Released: January 1, 2014
Format: Paperback, 384 pages
Genre: Paranormal, Mystery
Welcome to Midnight, Texas, a town with many boarded-up windows and few full-time inhabitants, located at the crossing of Witch Light Road and Davy Road. It’s a pretty standard dried-up western town.
There’s a pawnshop (someone lives in the basement and is seen only at night). There’s a diner (people who are just passing through tend not to linger). And there’s new resident Manfred Bernardo, who thinks he’s found the perfect place to work in private (and who has secrets of his own).
Midnight Crossroad is the first installment in the Midnight, Texas trilogy by author Charlaine Harris. Harris has created a small Texas town that if you blink, you'll miss everything the town has to offer. This town is not unlike a certain Central New York town affectionately called Podunk, where I've driven through hundreds of times, but never once thought about the people who called it home. Midnight is a town where the mundane meets the paranormal. There is the cafe where everyone eats at. The gas station where everyone buys gas. The pawn shop where the strange and unusual do their business.

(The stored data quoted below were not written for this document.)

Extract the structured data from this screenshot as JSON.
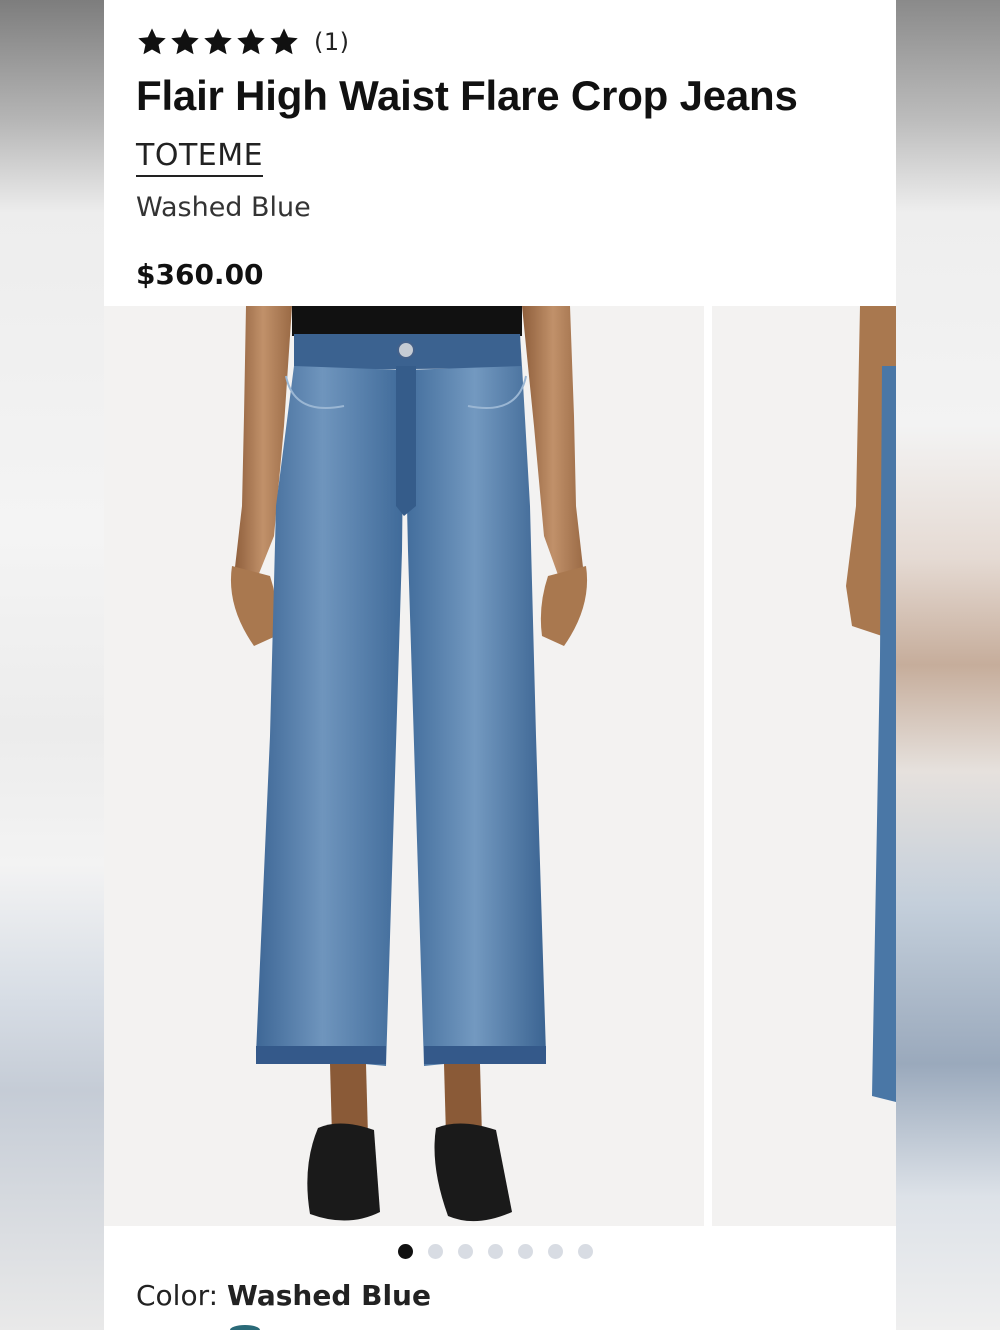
{
  "product": {
    "rating_stars": 5,
    "review_count": "(1)",
    "title": "Flair High Waist Flare Crop Jeans",
    "brand": "TOTEME",
    "color_name": "Washed Blue",
    "price": "$360.00"
  },
  "gallery": {
    "images": [
      {
        "icon": "jeans-front-photo",
        "description_colors": {
          "denim": "#4f7aa8",
          "skin": "#b5835a",
          "top": "#111111",
          "shoes": "#1a1a1a"
        }
      },
      {
        "icon": "jeans-side-photo"
      }
    ],
    "dot_count": 7,
    "active_dot": 0
  },
  "color_selector": {
    "label": "Color:",
    "selected": "Washed Blue"
  },
  "colors": {
    "text_primary": "#111111",
    "dot_active": "#111111",
    "dot_inactive": "#d8dce3"
  }
}
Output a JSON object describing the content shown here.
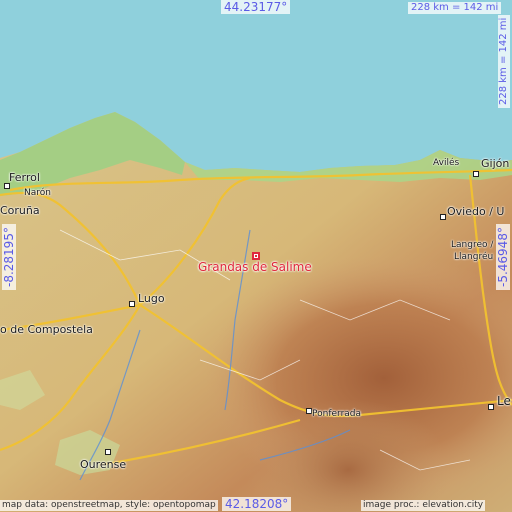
{
  "map": {
    "place": "Grandas de Salime",
    "coords": {
      "top": "44.23177°",
      "bottom": "42.18208°",
      "left": "-8.28195°",
      "right": "-5.46948°"
    },
    "scale": {
      "top": "228 km = 142 mi",
      "right": "228 km = 142 mi"
    },
    "attribution": {
      "left": "map data: openstreetmap, style: opentopomap",
      "right": "image proc.: elevation.city"
    },
    "cities": {
      "ferrol": "Ferrol",
      "naron": "Narón",
      "coruna": "Coruña",
      "aviles": "Avilés",
      "gijon": "Gijón",
      "oviedo": "Oviedo / U",
      "langreo": "Langreo /",
      "langreu": "Llangréu",
      "lugo": "Lugo",
      "compostela": "o de Compostela",
      "ponferrada": "Ponferrada",
      "ourense": "Ourense",
      "leon": "Le"
    },
    "colors": {
      "sea": "#8fd0dc",
      "marker": "#e0283c",
      "coord_text": "#5b5be6",
      "highway": "#f2c230",
      "lowland": "#9ecf84"
    }
  }
}
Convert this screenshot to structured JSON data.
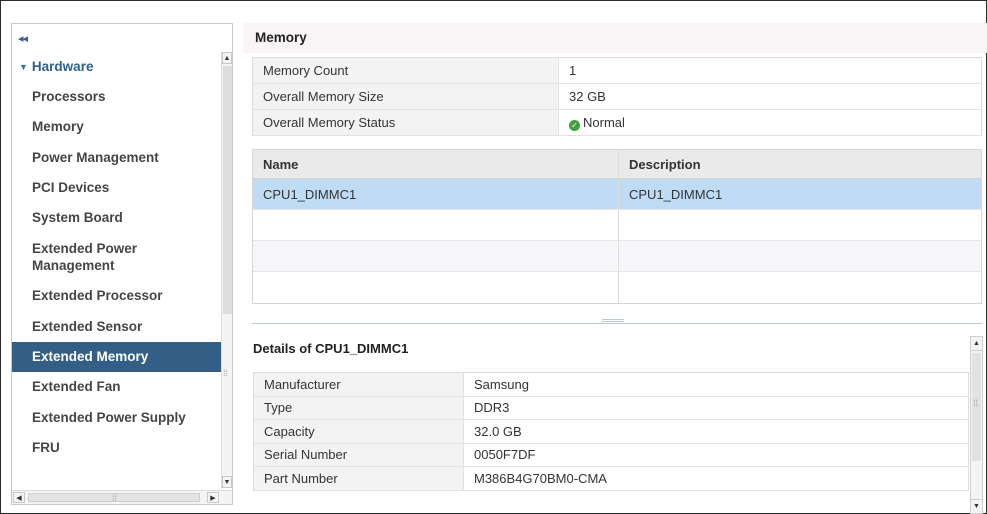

It's also the place where psychic Manfred Bernardo, formerly of the Harper Connelly series, has decided to call home after losing his grandmother Xylda, also a guest in the Harper series. It is a town where there are way too many secrets, and nobody is willing to speak about what the town hides within its limits. Midnight is home to pawnshop owner Bobo Winthrop, witch Fiji Cavanaugh, energy vampire Lemuel Bridger, Olivia Charity, and Reverend Emilio Sheehan just to name a few of the main characters Harris tells her story through.
I will say straight out of the box that Midnight Crossroad is more of a mystery novel, than one steeped in the paranormal. It is the story about what really happened to Bobo's ex-girlfriend and why a group of right wing lunatics continue to harass him and cause him trouble. I do believe that not one of the town's residents hasn't got a secret or two they don't want exposed. I still have no clue what Olivia really does for a living, or why she travels all over the country. I do know that if you put her together with Lemuel, you get a dynamic duo that is willing to keep the town's secrets hidden from the outside.
My one true complaint about this story, and others may not feel the same way, is Harris's determination to continue to blame everything on right wing groups acting on their violent political beliefs. Not unlike the Sookie Stackhouse series, this particular storyline affects everything that Bobo does. One has to ask Harris if her politics is a bit clouded on this aspect, or why she doesn't look at other militant groups who do worse things than those depicted in this story, including destroying the Twin Towers on 9/11 that killed one of my relatives, and those I went to school with.
In closing, Midnight Crossroad is made rather interesting by the appearance of a speaking cat. I will fully admit that I was giggling like a school girl whenever the cat made an appearance. I wish there was more about Manfred, and less POV's. Often times, the POV's change paragraph to paragraph which left me a bit confused. So, yes, I will be reading the sequel Day Shift since the publisher kindly sent me a copy. I'm also happy that apparently this series is a trilogy and not longer than that.